Curtis Dickinson said that the scheme has put about $43 million in the hands of 10,100 unemployed people since it started, with $5.51 million sent out last week.
Mr Dickinson added he expected payments to continue on a twice a week schedule, with the next payment on July 10.
He said: “We continue to make progress to resolve problem applications and last week we paid 332 applicants for the first time.”
Mr Dickinson added that he expected the number of people enrolled in the scheme to fall as more people returned to work — and warned that his ministry would take action against people who failed to notify the Department of Workforce Development that they were back at work.
He said: “If this government determines that individuals and employers are not informing us in a timely manner of their return to work, causing the Government to overpay, this government will utilise all of its powers outlined in the regulations to claw back funds.
“If we continue to work together as a community to restart and rebuild our economy it should be viewed as unacceptable and irresponsible for individuals who are back to work and no longer eligible to accept unemployment benefits.”

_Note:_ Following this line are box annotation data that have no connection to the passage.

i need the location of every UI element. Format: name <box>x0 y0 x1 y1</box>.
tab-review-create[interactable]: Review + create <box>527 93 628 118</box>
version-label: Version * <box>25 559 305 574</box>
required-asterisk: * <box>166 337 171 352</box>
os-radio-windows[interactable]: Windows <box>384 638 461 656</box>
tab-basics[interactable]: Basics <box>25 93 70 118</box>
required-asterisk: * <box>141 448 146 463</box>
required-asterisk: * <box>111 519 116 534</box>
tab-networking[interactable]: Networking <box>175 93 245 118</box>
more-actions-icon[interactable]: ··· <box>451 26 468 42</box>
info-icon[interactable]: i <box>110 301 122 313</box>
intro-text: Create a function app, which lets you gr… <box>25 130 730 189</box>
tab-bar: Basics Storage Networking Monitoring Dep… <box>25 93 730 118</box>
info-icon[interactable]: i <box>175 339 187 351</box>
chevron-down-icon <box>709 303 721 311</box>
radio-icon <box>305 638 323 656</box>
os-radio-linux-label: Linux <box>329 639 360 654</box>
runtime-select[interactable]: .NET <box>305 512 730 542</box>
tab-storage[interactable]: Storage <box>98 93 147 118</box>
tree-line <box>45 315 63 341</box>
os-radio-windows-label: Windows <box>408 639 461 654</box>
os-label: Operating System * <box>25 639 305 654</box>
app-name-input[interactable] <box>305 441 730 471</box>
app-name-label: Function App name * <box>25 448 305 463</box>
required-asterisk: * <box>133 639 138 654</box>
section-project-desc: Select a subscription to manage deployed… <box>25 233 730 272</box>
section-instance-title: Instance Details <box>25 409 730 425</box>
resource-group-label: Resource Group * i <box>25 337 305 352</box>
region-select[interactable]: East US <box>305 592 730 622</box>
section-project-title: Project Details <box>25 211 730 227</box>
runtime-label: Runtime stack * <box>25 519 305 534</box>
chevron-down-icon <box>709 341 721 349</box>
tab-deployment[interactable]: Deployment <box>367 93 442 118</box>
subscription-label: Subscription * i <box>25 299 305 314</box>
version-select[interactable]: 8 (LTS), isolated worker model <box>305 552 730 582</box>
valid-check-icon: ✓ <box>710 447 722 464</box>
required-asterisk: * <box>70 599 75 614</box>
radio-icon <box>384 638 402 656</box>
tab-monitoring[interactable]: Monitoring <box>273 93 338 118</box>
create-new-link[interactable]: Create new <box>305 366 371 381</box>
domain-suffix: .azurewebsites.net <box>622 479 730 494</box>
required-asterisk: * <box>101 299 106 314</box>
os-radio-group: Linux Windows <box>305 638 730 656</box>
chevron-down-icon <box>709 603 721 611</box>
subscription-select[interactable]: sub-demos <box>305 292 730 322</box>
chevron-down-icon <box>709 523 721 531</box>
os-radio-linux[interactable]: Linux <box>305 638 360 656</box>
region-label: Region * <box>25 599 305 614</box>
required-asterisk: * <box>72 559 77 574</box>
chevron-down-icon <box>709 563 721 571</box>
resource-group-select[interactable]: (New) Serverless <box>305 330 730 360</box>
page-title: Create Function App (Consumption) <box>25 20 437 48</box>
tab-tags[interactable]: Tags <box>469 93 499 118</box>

Mr Dickinson said almost 7,000 people had applied to withdraw money from their pensions through a relief scheme that allowed members of the public to take out up to $12,000 from their funds.
He added 4,382 withdrawal applications had been approved and more than $49 million had been released from funds.
Mr Dickinson said another $2.48 million was removed from pensions as a result of a scheme to let eligible people take out up to 25 per cent of their pensions.
Mr Dickinson said: “It is pleasing to know the recent hardship withdrawal provision under the act has assisted many families over the last few weeks and validates the benefit of this social policy initiative.”
He added that legislation would be tabled in the House of Assembly today to expand the scope of the scheme to those who were ineligible because of their retirement status.
Mr Dickinson said the Government had extended payroll tax relief for bars and restaurants for an additional three months.
He added: “Government is considering expanding this concession further to include restaurants within hotels that are operating under the general hotel licensing regime.”
But he hinted that more tax relief for hotels may not be on the cards.
Mr Dickinson said: “Most hotels are already beneficiaries of significant government concessions, so they don't pay a whole lot in taxes.”
He added that some consideration may be given to extra concessions, but he did not want to “put the cart before the horse”.